As a future teacher this research shows me that the state is recognizing the hard work that its teachers are putting nto their students and the government is trying to retain quality teachers. The monetary compensation is one valuable form of measuring a teacher worth, but there’s still the intangibles of the career and that is community worth. I have found through conversations with family and friends who are educators, no one teaches for the money. However, it is reassuring to see that I will be able to have a career that I am happy with and be able to support my family at the same time. I was drawn to this research topic because of my background and love for coaching.

As a coach you are a teacher, counselor, and father. As a minority I believe I will be able to relate to my Afro-American students better. In my experiences I have found it easier to relate to students of the same ethnicity or socioeconomic backgrounds. Bandura states that learning may occur as a result of watching someone else perform some action and experience reinforcement or punishment (Boyd and Bee, 2006). I served as a role model for my student athletes by showing them various life decisions and how to make the correct choices when they arouse.

As a male I have been a father figure to a lot of young males. My advice has been used as education for life situations and life skills. I saw the self efficacy as a huge challenge in many young and economically challenged Afro-American males and females. Bandura defines self efficacy as the belief in one’s ability to perform some action or to control one’s behavior or environment, to reach some goal or to make something happen ( Boyd and Bee, 2006).

Many students had the attitude that they couldn’t overcome the obstacles that life had placed in front of them. Many social problems that the students faced were looked at as obstacles that were to hard overcome. I was able to help one particular student with a life altering experience and persuade him to not give up on his dreams. This young man had the opportunity to obtain a full athletic scholarship to a division one school for football, however numerous obstacles surrounded this young athlete, but none were greater than his lack of mathematical aptitude.

I realized with working with this student that all of my social and ethical skills teaching wouldn’t benefit him if he couldn’t not pass his mathematical requirements to graduate high school and also pass college entrance exams. I hope that someday I will be in this situation again and I will be able to help other student’s overcome what many people see as an adversity. The adversity I am speaking of is being able to complete their math requirements so that they may receive their high school diploma.

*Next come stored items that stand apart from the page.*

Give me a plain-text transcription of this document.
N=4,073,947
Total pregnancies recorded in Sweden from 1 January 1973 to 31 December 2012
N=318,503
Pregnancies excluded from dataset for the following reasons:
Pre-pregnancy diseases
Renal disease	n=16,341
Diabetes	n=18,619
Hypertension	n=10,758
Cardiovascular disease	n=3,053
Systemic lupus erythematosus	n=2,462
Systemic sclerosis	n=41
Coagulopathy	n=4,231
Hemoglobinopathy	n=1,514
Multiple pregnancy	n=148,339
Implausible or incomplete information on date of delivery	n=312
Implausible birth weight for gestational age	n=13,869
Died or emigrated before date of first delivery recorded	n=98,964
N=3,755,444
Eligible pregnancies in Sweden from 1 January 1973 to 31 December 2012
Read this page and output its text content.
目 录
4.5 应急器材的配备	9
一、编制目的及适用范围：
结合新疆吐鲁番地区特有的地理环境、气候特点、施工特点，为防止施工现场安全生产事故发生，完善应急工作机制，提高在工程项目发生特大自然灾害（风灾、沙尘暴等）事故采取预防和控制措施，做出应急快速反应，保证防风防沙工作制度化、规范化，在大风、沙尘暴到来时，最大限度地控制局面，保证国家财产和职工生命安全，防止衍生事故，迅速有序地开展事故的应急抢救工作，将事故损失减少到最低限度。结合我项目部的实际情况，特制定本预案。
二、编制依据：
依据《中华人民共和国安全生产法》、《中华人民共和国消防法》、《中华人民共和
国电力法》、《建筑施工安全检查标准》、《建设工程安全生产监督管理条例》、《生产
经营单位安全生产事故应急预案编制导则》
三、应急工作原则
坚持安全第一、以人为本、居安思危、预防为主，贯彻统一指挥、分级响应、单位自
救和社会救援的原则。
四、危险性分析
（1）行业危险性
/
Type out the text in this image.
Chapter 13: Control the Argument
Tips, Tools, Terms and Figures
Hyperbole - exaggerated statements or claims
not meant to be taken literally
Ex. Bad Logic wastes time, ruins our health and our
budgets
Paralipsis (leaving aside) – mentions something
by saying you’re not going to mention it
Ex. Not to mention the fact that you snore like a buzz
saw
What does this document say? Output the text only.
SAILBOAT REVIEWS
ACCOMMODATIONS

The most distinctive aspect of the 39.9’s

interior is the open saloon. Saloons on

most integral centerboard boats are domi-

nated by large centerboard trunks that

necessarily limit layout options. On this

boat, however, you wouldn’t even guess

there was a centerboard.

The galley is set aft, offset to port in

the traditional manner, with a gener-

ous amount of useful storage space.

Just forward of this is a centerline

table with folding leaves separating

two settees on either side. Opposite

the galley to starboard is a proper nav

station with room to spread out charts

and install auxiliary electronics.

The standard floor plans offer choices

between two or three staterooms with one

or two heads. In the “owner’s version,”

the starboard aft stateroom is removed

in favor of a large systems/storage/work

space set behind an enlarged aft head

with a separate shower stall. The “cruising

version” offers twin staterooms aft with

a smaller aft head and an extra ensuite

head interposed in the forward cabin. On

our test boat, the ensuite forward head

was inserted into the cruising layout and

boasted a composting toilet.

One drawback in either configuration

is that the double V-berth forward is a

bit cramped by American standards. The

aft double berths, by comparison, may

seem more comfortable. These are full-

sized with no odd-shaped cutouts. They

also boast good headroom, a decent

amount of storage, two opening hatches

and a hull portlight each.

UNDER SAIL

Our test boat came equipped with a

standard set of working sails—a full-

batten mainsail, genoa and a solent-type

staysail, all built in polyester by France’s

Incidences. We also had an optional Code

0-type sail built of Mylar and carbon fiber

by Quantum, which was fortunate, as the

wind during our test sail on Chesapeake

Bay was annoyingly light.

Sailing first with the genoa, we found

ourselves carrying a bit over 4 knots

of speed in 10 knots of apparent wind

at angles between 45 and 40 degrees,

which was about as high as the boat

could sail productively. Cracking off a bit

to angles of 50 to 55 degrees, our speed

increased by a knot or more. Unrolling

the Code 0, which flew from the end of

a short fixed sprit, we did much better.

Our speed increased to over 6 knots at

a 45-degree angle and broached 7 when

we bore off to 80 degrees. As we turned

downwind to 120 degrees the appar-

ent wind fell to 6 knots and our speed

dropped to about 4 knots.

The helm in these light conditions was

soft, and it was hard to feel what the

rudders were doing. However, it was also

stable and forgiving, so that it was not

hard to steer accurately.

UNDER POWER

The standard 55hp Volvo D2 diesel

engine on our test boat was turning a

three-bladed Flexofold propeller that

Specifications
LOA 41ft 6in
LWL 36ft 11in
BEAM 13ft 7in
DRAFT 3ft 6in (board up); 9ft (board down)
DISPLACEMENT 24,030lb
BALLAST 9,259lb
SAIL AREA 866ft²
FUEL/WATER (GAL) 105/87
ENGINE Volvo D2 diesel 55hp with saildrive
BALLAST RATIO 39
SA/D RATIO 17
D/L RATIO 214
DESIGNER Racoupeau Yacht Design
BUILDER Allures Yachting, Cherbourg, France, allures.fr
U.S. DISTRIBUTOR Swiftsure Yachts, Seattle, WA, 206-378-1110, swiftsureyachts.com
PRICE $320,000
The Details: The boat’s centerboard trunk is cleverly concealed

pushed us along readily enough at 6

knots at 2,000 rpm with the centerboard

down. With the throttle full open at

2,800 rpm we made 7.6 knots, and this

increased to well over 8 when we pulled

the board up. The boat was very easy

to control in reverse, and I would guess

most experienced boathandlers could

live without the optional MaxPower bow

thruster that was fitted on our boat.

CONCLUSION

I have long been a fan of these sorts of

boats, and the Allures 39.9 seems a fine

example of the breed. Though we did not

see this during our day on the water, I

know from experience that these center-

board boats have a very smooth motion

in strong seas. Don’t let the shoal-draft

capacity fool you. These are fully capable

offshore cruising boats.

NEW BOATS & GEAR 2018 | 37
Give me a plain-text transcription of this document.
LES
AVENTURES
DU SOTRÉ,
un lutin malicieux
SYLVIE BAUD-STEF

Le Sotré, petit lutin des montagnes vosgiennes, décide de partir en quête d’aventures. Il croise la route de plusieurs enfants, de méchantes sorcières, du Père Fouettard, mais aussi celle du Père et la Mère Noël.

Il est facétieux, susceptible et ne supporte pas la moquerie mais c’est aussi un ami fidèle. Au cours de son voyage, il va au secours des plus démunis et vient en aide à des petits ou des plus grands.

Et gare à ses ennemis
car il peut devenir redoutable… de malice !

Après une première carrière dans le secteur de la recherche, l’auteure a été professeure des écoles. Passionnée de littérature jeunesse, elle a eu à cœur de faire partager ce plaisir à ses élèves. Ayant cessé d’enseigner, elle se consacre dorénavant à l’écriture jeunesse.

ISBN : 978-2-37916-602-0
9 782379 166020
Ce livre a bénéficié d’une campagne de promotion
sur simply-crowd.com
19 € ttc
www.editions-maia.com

One of the main reasons I have decided to become an educator is to help young students’ poor outlook on their futures. As a teacher I will receive tremendous gratification watching a student reach his or her full potential. Watching students that never believed in themselves enough to graduate walk across the stage during graduation and listen to the speaker announce their future plans to attend a university or college is something that cannot be matched. The social impact of this job is immeasurable and the joy that I will receive from the profession will last a life time.

In conclusion, as a minority high school teacher I should be able to model correct life skills and teach proficient math skills to my students that will create a greater sense of self efficacy in them. After researching Indiana’s High School mathematic graduation requirements, the percentage of students passing math requirements, and teachers’ salaries, I have found that I will be teaching in a state that has transformed its educational curriculum and requirements to produce more societal ready students, whether they join the workforce or the campus.

I will also be working for a state that has a proven track record of monetarily backing its educators and keeping them out of poverty. With any luck the salaries will continue to rise with the educational requirements of the students that we must prepare for the future. Lastly, I will have a career that will keep this great nation strong and also provide me with a great sense of community pride.